The Lyonia Preserve is a nature reserve located in Deltona, Florida near the local library. It is joint managed by the state, Volusia County, and the Volusia County School Board. It contains scrublands and the Florida scrub jay, both of which are damaged in the state. The preserve's goal is to maintain the scrublands and the animals on it like the gopher tortoise and the Florida scrub jay.

== History ==
When Congress set up townships in the United States in 1785, section 16 of the township was to be set up for education. When Deltona was developing, a shopping center was proposed in the 1990s where the Lyonia Preserve would be. Volusia County School Board decided that the land would be used for education and environmental preservation, both receiving 240 acre and 360 acre respectively. The preserve was named after the lyonia.

== Conservation ==
Florida scrub jays do not live in suburbia and require open scrubland. While the preserve provides scrubland, the city is reluctant to do controlled burns due to its proximity to city hall and Daytona State College's Deltona campus, lowering the quality of habitat for scrub jays. The county does cut down trees to recreate natural processes; however, it does not fully mimic fire. While the trees are being cut down, trails remain open.

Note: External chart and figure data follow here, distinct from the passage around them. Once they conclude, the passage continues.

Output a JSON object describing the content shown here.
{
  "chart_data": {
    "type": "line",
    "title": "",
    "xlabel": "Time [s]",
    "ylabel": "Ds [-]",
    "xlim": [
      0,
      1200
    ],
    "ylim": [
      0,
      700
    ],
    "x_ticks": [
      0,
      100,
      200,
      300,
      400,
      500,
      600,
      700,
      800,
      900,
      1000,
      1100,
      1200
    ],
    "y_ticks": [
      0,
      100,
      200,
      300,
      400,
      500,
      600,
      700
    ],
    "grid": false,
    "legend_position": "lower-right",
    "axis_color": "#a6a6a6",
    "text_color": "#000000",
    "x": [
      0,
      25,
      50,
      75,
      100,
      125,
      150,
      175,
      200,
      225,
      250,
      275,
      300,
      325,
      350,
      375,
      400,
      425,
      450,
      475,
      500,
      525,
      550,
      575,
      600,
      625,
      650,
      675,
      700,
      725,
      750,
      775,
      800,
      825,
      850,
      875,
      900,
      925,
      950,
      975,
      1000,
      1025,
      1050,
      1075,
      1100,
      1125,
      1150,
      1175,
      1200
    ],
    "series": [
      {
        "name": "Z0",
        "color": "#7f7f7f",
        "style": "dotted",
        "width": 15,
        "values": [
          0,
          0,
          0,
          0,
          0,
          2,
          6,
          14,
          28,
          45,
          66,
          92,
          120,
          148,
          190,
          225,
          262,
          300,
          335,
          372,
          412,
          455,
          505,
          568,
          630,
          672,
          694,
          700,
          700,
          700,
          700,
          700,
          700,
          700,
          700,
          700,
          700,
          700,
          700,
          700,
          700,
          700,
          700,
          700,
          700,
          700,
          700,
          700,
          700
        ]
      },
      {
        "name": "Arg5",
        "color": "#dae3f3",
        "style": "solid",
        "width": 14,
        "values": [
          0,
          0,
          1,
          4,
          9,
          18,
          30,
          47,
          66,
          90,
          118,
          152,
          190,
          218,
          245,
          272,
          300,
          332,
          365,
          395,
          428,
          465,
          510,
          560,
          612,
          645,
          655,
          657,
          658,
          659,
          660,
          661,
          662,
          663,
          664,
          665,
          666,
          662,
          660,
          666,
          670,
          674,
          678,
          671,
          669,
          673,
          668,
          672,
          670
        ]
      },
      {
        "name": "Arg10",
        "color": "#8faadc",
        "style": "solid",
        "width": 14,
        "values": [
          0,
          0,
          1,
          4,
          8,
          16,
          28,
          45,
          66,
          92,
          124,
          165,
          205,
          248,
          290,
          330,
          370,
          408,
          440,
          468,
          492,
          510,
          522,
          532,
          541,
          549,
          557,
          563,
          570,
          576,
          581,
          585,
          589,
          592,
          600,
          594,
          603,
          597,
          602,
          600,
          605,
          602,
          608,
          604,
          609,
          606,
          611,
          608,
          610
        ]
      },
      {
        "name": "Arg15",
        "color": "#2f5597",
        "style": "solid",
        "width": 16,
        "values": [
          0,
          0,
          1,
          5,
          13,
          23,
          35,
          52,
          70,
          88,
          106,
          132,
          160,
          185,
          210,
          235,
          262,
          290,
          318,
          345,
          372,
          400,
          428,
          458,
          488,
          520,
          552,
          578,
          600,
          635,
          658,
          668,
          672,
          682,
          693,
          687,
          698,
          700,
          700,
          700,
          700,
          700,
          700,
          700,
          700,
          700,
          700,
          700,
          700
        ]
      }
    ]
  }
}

Each year, a group from Audubon Florida does a yearly count of the scrub jays at the preserve.

== Lyonia Environmental Center ==
The Lyonia Environmental Center is a museum and activity center to provide environmental information for the protected scrublands.

== Trails ==
The preserve has three trails. Their lengths are: 0.4 mi, 1.2 mi, 2.4 mi. The trails are made of sand and lack shade.